There’s a scientific reason cooking calms you down (if you’re into that sort of thing)

When you’re in the midst of an emotional breakdown (they happen, it’s part of being human) it’s probably a good idea to check in with two things: 1) are you PMSing? and 2) When was the last time you’ve eaten? The first is pretty self explanatory, and the second because low blood sugar (which you can get if it’s been too long since you’ve eaten) can totally bog you down. But which calmed you first, the food or the cooking? A new study found that cooking calms you down just as much as sitting down to a good meal.
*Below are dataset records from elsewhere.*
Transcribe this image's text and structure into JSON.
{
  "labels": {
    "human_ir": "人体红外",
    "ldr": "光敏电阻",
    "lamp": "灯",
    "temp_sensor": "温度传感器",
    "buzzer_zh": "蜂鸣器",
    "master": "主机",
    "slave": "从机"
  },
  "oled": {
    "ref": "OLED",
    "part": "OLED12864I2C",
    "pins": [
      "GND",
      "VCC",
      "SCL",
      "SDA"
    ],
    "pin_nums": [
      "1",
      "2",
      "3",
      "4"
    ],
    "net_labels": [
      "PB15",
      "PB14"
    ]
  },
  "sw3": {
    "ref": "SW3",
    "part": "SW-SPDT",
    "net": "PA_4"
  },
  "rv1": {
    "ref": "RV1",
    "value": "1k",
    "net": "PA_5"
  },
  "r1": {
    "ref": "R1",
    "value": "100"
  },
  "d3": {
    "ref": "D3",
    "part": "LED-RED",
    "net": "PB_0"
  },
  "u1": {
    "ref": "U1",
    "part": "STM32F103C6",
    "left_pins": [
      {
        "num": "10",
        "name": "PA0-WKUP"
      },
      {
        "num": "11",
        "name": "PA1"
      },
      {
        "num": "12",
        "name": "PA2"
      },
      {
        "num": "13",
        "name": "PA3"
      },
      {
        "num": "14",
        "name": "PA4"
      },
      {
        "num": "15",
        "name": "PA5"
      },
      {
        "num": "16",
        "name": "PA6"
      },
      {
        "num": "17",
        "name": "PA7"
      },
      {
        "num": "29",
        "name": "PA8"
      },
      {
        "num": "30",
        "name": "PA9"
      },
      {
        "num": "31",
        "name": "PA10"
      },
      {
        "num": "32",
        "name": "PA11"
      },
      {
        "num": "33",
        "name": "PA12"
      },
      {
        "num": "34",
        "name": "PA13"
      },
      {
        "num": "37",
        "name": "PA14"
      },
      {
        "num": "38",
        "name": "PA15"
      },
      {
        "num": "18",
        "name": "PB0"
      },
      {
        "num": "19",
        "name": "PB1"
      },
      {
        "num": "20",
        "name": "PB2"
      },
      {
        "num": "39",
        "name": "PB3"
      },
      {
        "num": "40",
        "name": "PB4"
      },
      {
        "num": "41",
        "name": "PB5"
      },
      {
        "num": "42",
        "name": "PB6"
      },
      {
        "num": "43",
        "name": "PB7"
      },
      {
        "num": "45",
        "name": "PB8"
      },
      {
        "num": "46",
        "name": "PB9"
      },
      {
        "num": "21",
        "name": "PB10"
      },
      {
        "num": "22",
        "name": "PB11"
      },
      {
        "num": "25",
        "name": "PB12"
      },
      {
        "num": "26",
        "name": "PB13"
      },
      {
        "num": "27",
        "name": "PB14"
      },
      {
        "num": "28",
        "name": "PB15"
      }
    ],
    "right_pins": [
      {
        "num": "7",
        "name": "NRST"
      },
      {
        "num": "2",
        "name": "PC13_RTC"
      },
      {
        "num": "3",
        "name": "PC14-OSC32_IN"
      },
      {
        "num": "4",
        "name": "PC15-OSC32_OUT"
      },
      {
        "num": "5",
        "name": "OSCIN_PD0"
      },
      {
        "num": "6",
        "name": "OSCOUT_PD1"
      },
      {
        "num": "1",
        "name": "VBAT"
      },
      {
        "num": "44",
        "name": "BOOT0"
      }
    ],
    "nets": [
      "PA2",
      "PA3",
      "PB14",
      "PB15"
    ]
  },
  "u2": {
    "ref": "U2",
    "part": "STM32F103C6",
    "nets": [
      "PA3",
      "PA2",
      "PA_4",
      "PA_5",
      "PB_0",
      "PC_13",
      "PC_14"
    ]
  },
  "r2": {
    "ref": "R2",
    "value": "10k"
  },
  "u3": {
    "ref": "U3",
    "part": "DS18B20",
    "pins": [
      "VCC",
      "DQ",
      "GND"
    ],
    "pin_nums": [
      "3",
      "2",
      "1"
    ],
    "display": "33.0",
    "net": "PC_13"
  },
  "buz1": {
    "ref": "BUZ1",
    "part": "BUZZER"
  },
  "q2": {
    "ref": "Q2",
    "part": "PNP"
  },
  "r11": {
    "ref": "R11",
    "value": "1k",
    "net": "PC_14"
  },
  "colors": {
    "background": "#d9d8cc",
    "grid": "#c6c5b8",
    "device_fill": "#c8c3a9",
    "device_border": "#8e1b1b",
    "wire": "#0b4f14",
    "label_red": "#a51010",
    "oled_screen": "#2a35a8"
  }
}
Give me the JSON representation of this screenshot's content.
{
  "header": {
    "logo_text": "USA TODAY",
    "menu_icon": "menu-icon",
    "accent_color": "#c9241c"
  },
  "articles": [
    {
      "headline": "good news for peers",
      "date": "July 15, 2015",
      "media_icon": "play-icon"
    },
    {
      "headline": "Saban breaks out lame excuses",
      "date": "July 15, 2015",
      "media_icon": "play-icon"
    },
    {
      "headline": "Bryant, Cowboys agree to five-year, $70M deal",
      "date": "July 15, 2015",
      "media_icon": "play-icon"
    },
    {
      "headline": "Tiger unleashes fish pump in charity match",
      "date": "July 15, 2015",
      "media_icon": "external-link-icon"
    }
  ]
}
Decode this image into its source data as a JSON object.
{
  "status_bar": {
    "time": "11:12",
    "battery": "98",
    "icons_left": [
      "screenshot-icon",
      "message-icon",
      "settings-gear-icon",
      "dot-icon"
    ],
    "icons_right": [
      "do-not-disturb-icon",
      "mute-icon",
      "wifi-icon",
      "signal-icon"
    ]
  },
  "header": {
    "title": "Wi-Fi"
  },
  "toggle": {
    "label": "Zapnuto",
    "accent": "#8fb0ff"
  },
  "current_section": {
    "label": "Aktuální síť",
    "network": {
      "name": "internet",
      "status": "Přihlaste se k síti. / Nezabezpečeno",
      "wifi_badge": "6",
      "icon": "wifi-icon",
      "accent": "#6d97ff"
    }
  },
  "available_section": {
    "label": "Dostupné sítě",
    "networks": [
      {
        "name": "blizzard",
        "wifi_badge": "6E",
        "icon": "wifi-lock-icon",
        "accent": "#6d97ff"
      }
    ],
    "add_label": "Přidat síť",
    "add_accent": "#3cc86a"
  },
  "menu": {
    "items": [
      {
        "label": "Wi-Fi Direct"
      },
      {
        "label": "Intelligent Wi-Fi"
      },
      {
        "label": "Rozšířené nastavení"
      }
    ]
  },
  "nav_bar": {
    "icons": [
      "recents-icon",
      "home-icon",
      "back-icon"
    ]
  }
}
According to a study published in The Journal of Positive Psychology, psychologists found that people experienced elevated moods after doing something creative. The study measured the effects of performing daily creative activities among a group of 658 people over 13 days and concluded, that “people felt higher activated PA [positive affect] and flourishing following days when they reported more creative activity than usual.” So making the mac and cheese is just as useful as eating it.

Yes, this is science.

If you’re wondering what this has to do with cooking, according to Smithsonian Magazine, cooking was one of the daily creative activities done by participants in the study. And cooking absolutely is a creative endeavor. Also, “flourishing” is actually a scientific term for the feeling of accomplishment we get from personal growth.
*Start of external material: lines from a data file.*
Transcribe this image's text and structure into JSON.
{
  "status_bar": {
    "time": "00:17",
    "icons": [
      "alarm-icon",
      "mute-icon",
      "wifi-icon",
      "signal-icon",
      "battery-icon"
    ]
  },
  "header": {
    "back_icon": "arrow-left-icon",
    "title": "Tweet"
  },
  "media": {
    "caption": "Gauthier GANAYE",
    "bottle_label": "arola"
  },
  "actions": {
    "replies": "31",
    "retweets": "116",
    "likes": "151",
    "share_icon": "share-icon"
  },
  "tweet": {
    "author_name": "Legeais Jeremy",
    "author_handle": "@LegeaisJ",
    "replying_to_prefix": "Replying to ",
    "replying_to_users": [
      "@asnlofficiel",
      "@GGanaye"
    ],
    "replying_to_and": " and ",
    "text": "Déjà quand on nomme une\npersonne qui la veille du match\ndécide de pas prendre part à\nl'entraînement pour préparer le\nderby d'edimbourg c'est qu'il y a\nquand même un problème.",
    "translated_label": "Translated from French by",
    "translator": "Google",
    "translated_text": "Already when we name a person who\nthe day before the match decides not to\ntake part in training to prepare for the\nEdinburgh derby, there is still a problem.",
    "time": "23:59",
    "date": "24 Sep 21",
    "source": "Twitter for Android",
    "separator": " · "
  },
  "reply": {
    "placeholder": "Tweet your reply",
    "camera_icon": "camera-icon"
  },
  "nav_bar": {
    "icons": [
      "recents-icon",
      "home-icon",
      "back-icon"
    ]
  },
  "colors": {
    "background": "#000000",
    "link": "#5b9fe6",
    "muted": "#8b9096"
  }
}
So that’s why Ina Garten is so happy. Now it all makes sense.

This isn’t the first time a correlation between cooking or baking and mood-improvement has been made.

The Guardian‘s Huma Qureshi wrote an article in 2013 which explained how cooking can help people with mood disorders or mental health struggles. Qureshi wrote:

The simple act of bringing dough together and stamping out rounds gave me a focus. My biscuits kept burning at the edges, but eventually I got there. I don't recall now whether we even ate them, but I do remember that getting them right in the end made a small part of me feel good.
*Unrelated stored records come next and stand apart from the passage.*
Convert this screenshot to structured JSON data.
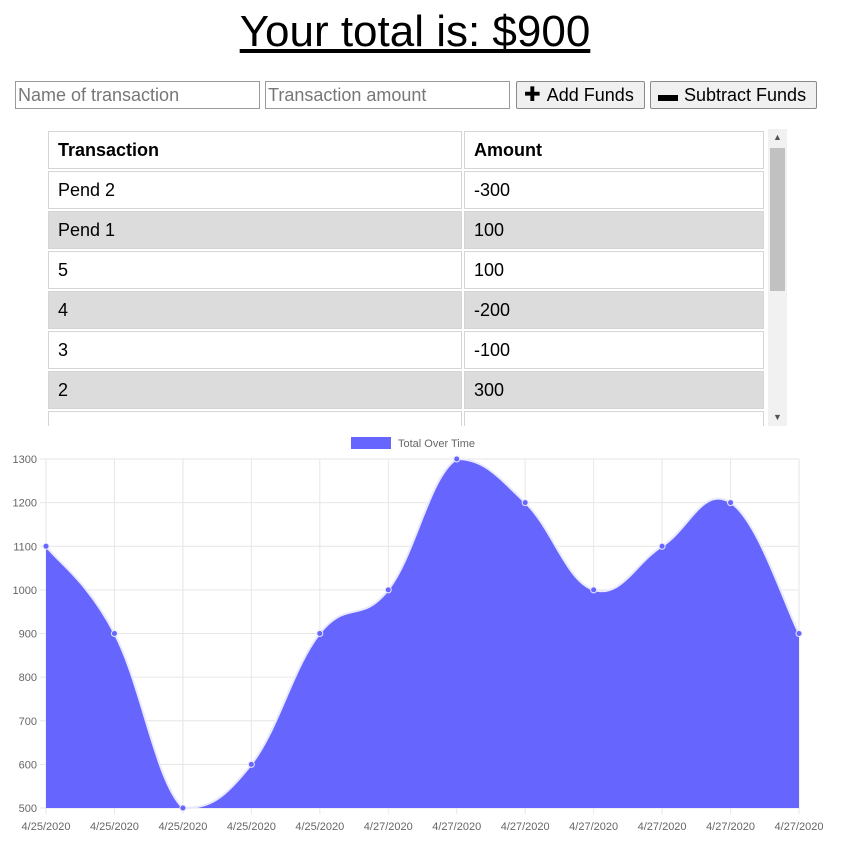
{
  "header": {
    "title": "Your total is: $900"
  },
  "form": {
    "name_placeholder": "Name of transaction",
    "amount_placeholder": "Transaction amount",
    "add_label": "Add Funds",
    "subtract_label": "Subtract Funds"
  },
  "table": {
    "columns": [
      "Transaction",
      "Amount"
    ],
    "rows": [
      {
        "name": "Pend 2",
        "amount": "-300"
      },
      {
        "name": "Pend 1",
        "amount": "100"
      },
      {
        "name": "5",
        "amount": "100"
      },
      {
        "name": "4",
        "amount": "-200"
      },
      {
        "name": "3",
        "amount": "-100"
      },
      {
        "name": "2",
        "amount": "300"
      }
    ]
  },
  "colors": {
    "series_fill": "#6666ff",
    "series_line": "#e8e8ff",
    "grid": "#e6e6e6"
  },
  "chart_data": {
    "type": "area",
    "title": "",
    "legend": {
      "placement": "top-center"
    },
    "grid": true,
    "x": [
      "4/25/2020",
      "4/25/2020",
      "4/25/2020",
      "4/25/2020",
      "4/25/2020",
      "4/27/2020",
      "4/27/2020",
      "4/27/2020",
      "4/27/2020",
      "4/27/2020",
      "4/27/2020",
      "4/27/2020"
    ],
    "series": [
      {
        "name": "Total Over Time",
        "values": [
          1100,
          900,
          500,
          600,
          900,
          1000,
          1300,
          1200,
          1000,
          1100,
          1200,
          900
        ]
      }
    ],
    "ylim": [
      500,
      1300
    ],
    "yticks": [
      500,
      600,
      700,
      800,
      900,
      1000,
      1100,
      1200,
      1300
    ]
  }
}
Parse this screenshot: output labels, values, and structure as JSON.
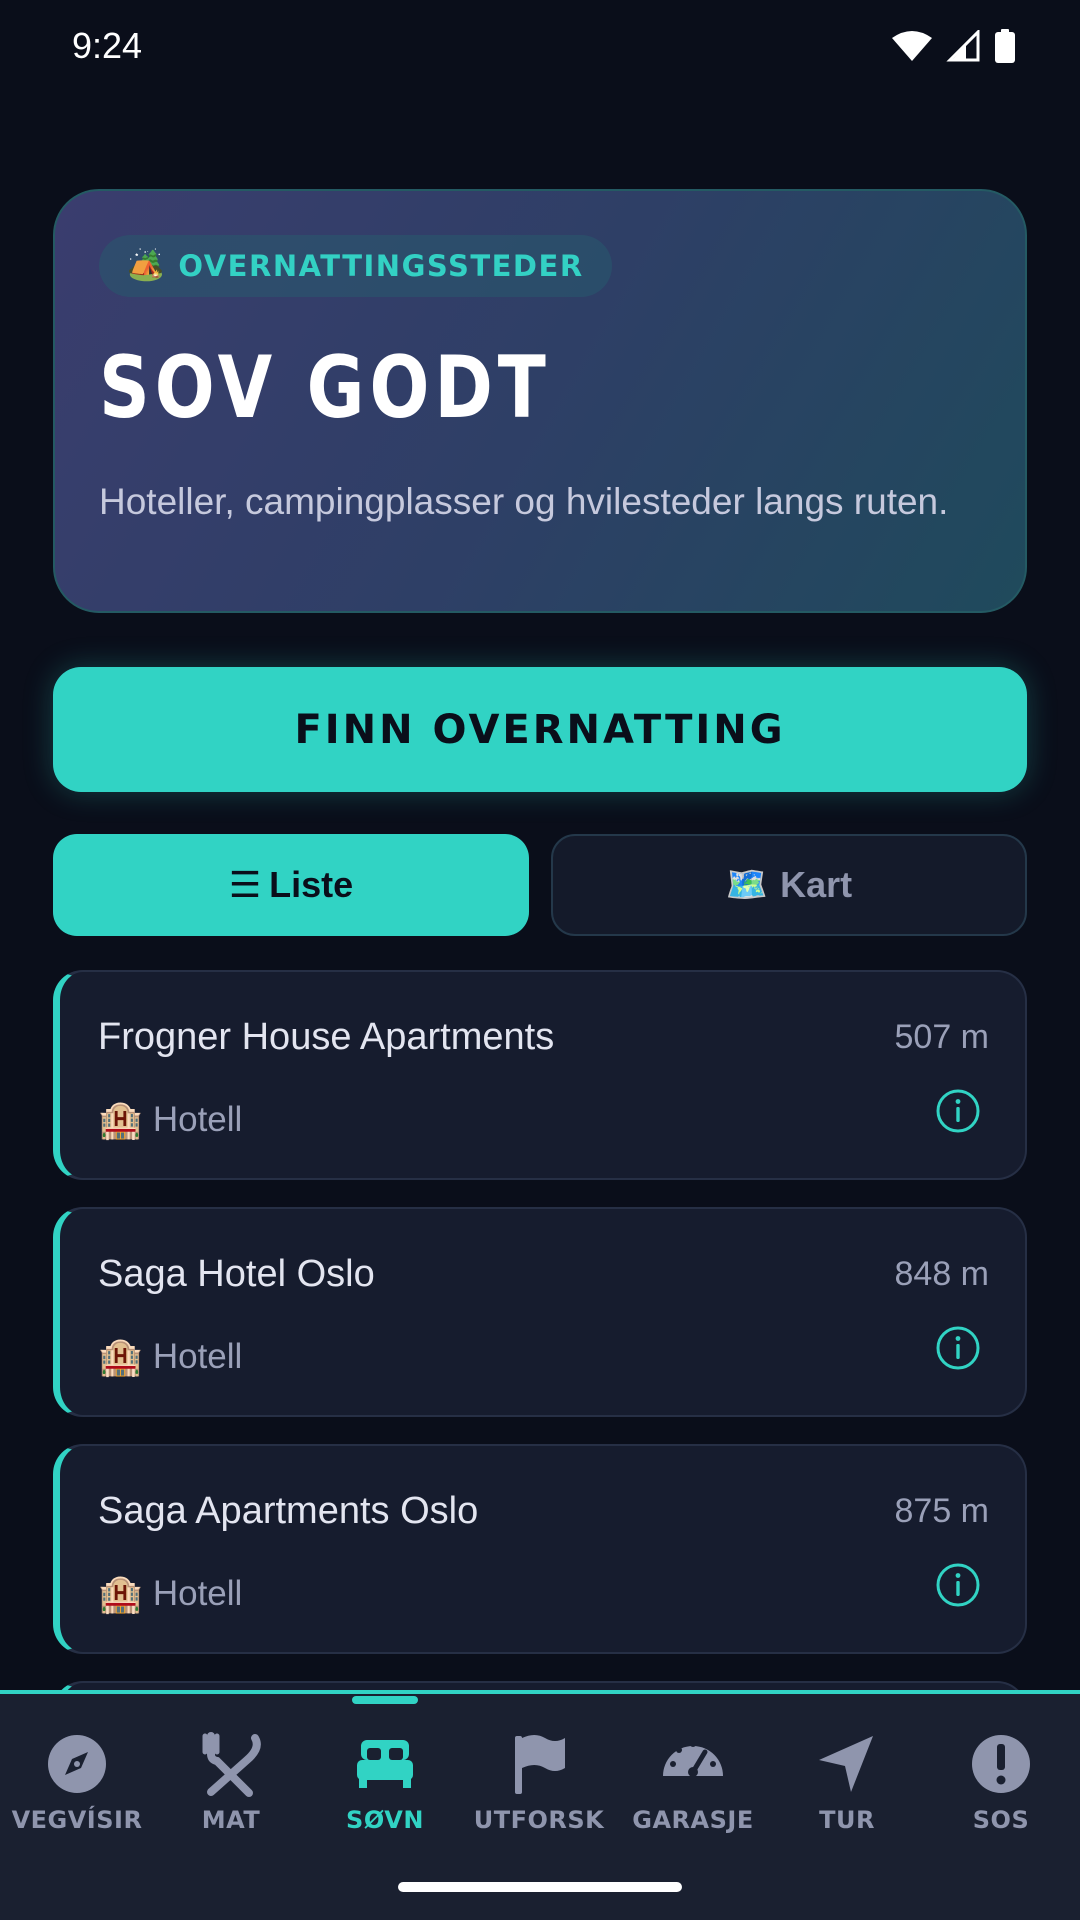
{
  "status": {
    "time": "9:24"
  },
  "hero": {
    "badge_icon": "🏕️",
    "badge_text": "OVERNATTINGSSTEDER",
    "title": "SOV GODT",
    "subtitle": "Hoteller, campingplasser og hvilesteder langs ruten."
  },
  "primary_button": {
    "label": "FINN OVERNATTING"
  },
  "view_toggle": {
    "list_icon": "☰",
    "list_label": "Liste",
    "map_icon": "🗺️",
    "map_label": "Kart",
    "active": "list"
  },
  "places": [
    {
      "name": "Frogner House Apartments",
      "type_icon": "🏨",
      "type": "Hotell",
      "distance": "507 m",
      "info_icon": "info-icon"
    },
    {
      "name": "Saga Hotel Oslo",
      "type_icon": "🏨",
      "type": "Hotell",
      "distance": "848 m",
      "info_icon": "info-icon"
    },
    {
      "name": "Saga Apartments Oslo",
      "type_icon": "🏨",
      "type": "Hotell",
      "distance": "875 m",
      "info_icon": "info-icon"
    }
  ],
  "nav": {
    "items": [
      {
        "label": "VEGVÍSIR",
        "icon": "compass-icon"
      },
      {
        "label": "MAT",
        "icon": "utensils-icon"
      },
      {
        "label": "SØVN",
        "icon": "bed-icon",
        "active": true
      },
      {
        "label": "UTFORSK",
        "icon": "flag-icon"
      },
      {
        "label": "GARASJE",
        "icon": "speedometer-icon"
      },
      {
        "label": "TUR",
        "icon": "navigation-arrow-icon"
      },
      {
        "label": "SOS",
        "icon": "alert-icon"
      }
    ]
  },
  "colors": {
    "accent": "#31d3c4",
    "background": "#0a0e1a",
    "card": "#161c2e",
    "nav_background": "#1a2030",
    "inactive": "#8f95ad"
  }
}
Between the mindfulness, the hands-on-creativity, the ‘flourishing,’ and the delicious end product, cooking is basically the best way to live fully in the moment and gain some peace of mind. (And some pieces of pie.)

If you’re more of a frozen foods kinda person and not so keen on the kitchen, there are other great creative activities that yield the same result, like knitting or giving into the adult coloring trend! Basically anything you tell yourself that you “don’t have time for” is probably a good thing for which to make time.

Your brain deserves a break and your stomach deserves a cupcake, so bake on! It’s about self care.